A lo largo de estos doce meses, los ciudadanos en general hemos asistido  a lo que me atrevería a calificar como un debate sin precedentes en la historia legislativa de este país: cientos de congresos, charlas y mesas, miles de páginas escritas bien en forma de artículos, enmiendas, propuestas y un ruido ensordecedor en los mentideros de los diferentes colectivos afectados por la reforma, han servido para que todos y cada uno de los operadores de la insolvencia que se sintieran -nos sintiéramos- afectados por la nueva ley resultante tuviésemos la oportunidad  de expresar nuestra opinión sobre cada uno de los artículos del Proyecto.

Hoy, con la reforma publicada en el BOE el pasado 6 de septiembre (Ley 16/2022, de 5 de septiembre de reforma del Texto Refundido de la Ley Concursal, en adelante “la Ley”), resultaría ya en mi opinión necesario dejar atrás todos los debates y discusiones -en su mayoría enriquecedores- que nos han traído hasta aquí y comenzar a afrontar los retos de la inmediata entrada en vigor de la Ley.

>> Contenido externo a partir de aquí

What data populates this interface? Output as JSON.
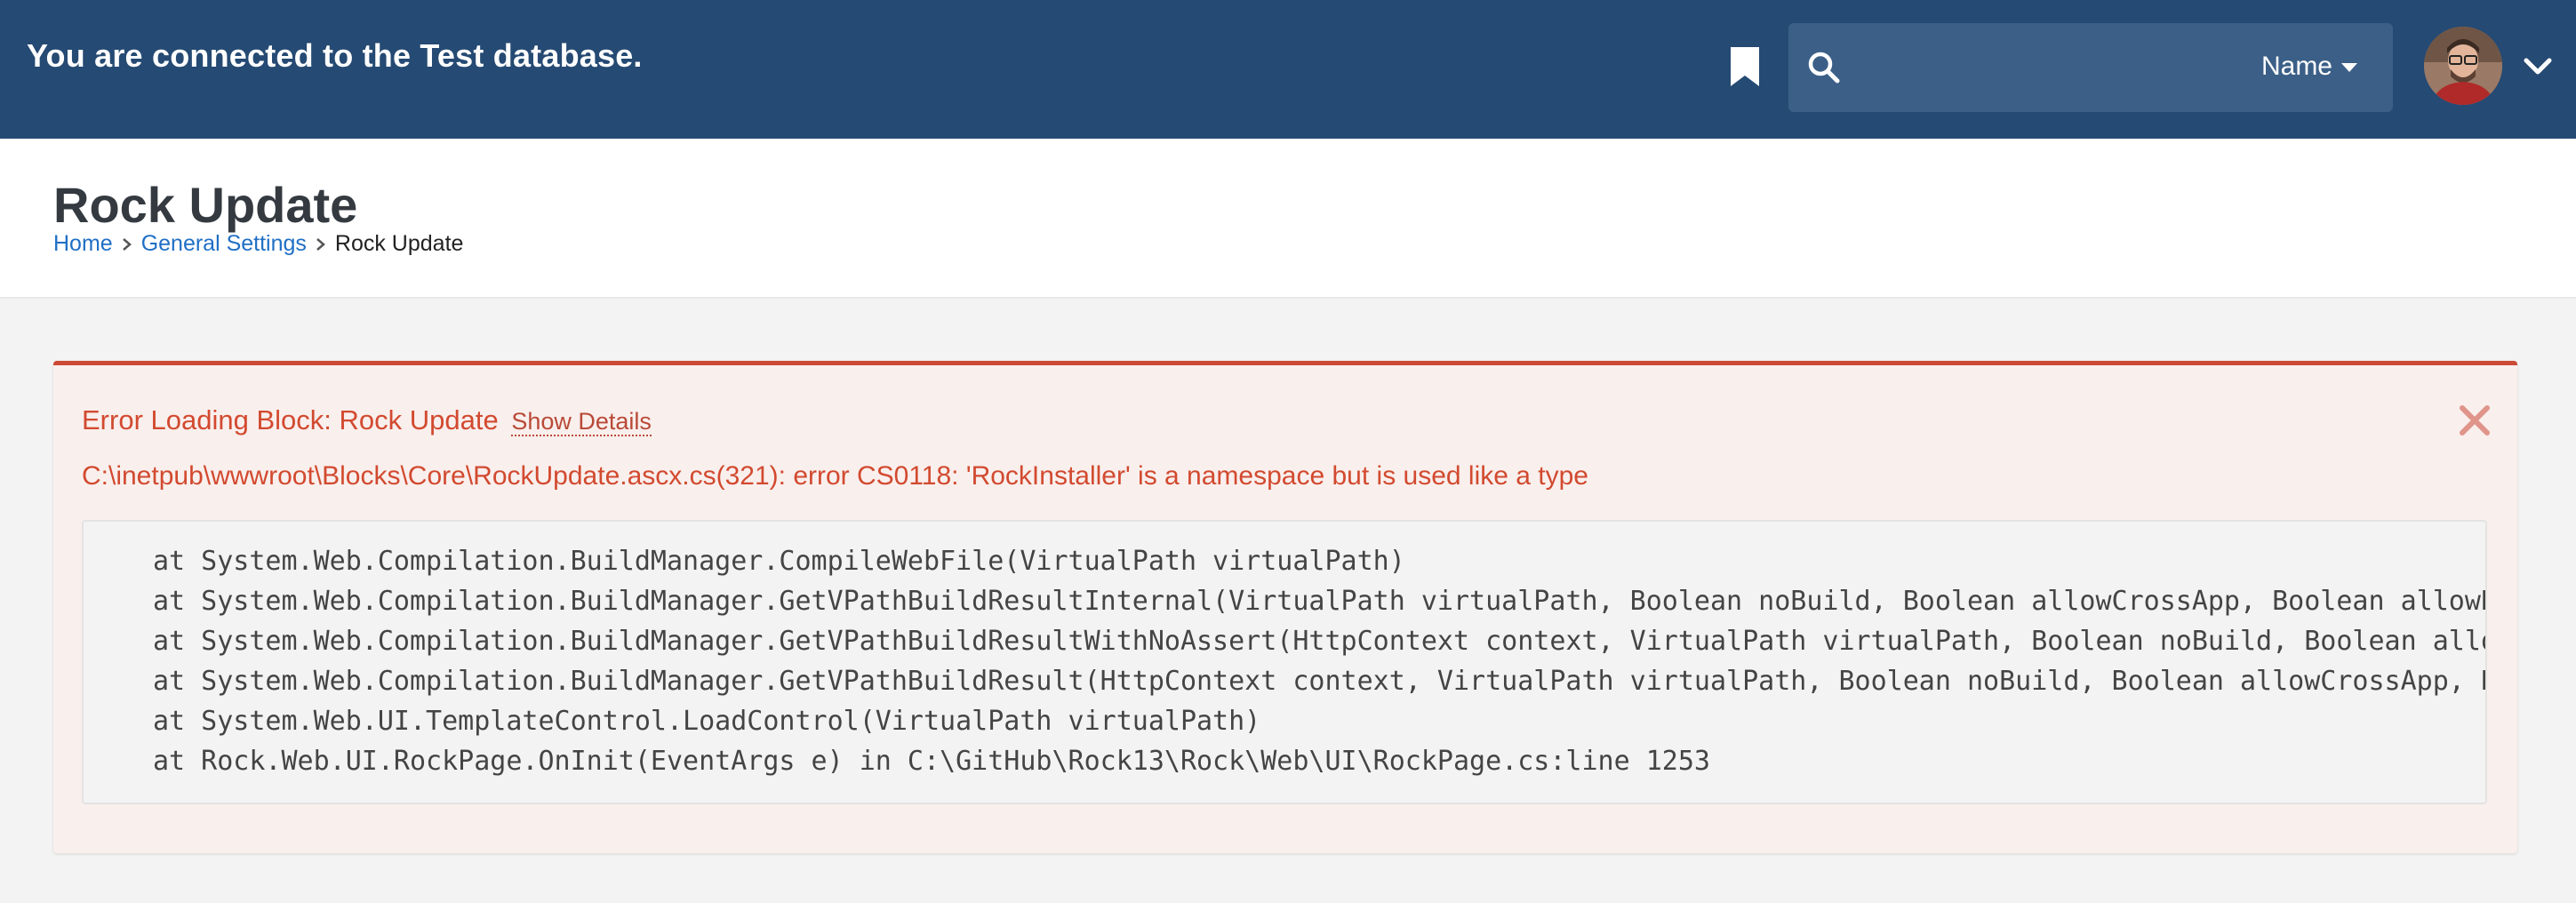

Es por ello, que a partir de este momento lo que corresponde es empezar a concienciarnos -todos- de la necesidad de hacer de esta nueva ley el mejor instrumento posible para enfrentar el problema de la insolvencia en nuestro país.

Es por esta razón y porque mucho y bien se ha escrito ya sobre las innumerables novedades y modificaciones que presenta la Ley, por lo que en este breve artículo me atrevo a apuntar lo que considero algunos riesgos inmediatos que pueden poner en peligro una correcta y pacífica puesta en práctica de la misma. Algunos de estos riesgos creo, modestamente, está al alcance de los diferentes operadores solventarlos y otros, me temo, dependerán una vez más de la voluntad de los poderes públicos por tratar de solucionarlos.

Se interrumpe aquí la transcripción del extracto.